There’s no way our current grid can charge all those cars every night and keep us all cool at the same time. Time to find a power source other than batteries. Current technology will not work.
Harry Bomberger, Flower Hill
places to pin
President Joe Biden claimed that 500,000 electric vehicle charging stations would be built nationwide. My question is: Where is all this power supposed to come from? Can anyone answer this question with a realistic answer?
John Jeffry Green, Hickory Creek
Still too expensive
Subject: “Frito-Lay Has Electric Vehicle Delivery Plans – Company Buys 40 Ford eTransit Trucks for Carrollton Routes,” Wednesday Metro & Business Story.
The story about electric vehicles lacked the price comparison of the vehicles. The manufacturer’s suggested retail price for a Tesla ranges from approximately $44,000 to $129,000.
The majority of Americans will be discouraged when they see such high prices and realize they cannot afford to buy an electric vehicle. Until prices come down, this makes “greening” America all but impossible.

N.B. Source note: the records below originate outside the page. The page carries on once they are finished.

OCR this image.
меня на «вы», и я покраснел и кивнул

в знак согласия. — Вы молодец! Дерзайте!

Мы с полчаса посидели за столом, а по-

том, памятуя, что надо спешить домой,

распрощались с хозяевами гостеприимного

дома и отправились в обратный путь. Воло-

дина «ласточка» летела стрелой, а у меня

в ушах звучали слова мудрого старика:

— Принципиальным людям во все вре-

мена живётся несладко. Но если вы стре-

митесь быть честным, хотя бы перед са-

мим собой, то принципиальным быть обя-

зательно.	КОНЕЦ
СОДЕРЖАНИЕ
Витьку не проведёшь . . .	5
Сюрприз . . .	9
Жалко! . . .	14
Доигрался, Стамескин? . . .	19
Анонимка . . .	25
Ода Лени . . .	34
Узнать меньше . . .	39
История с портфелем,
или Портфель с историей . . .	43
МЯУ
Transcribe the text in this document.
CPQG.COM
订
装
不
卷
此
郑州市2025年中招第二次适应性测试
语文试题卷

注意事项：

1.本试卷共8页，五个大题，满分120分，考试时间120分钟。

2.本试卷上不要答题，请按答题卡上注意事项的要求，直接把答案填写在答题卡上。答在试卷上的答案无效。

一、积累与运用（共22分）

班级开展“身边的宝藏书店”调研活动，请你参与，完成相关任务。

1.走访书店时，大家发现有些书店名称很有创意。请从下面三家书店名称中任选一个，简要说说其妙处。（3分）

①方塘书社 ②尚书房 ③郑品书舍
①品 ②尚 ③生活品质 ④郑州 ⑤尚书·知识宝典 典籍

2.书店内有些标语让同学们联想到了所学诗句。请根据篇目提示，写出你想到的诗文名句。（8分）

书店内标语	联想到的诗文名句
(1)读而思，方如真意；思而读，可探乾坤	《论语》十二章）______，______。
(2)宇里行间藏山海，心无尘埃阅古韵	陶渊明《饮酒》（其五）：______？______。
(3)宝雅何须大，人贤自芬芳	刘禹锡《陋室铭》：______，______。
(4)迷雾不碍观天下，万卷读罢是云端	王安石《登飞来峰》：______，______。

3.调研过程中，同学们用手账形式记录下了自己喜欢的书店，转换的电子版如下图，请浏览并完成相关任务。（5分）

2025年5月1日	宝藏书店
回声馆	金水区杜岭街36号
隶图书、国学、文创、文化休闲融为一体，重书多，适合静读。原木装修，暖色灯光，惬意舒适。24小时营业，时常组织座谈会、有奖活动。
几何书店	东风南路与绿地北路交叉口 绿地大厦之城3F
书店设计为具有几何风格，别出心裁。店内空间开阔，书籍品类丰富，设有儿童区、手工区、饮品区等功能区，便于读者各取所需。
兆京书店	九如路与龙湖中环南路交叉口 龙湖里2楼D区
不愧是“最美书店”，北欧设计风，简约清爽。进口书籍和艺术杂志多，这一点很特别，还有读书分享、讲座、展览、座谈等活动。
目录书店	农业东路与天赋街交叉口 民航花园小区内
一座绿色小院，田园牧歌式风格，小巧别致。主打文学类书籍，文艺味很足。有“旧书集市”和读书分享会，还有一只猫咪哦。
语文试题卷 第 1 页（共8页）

Reality check!
Donald Jones, Wylie
The move of Elon Musk and his Tesla headquarters to Texas is the most momentous move to our state since Sam Houston left Tennessee in 1829. He came to Texas a few years later, in 1832.
Lee McNutt, Dallas
History on the side of technology
I find it ridiculous that opponents of electric cars and trucks say it’s because you have to check how far you can drive before charging, it takes too long to charge and there are so few places to go can charge their vehicle.
Similar criticisms were voiced when cars replaced horses and carriages, like no roads, no gas stations, and no regulations.
Many owners of electric cars now have sockets in their own garages. Newer models can be fully charged in 10 minutes or less. And new charging stations are being added every day in the USA
Several car manufacturers plan to produce only electric cars by 2030. Amazon goes green with electric semitrailers. Technology has and will continue to drive our economy forward. After all, who has a rotary phone anymore? Cell phones are everywhere.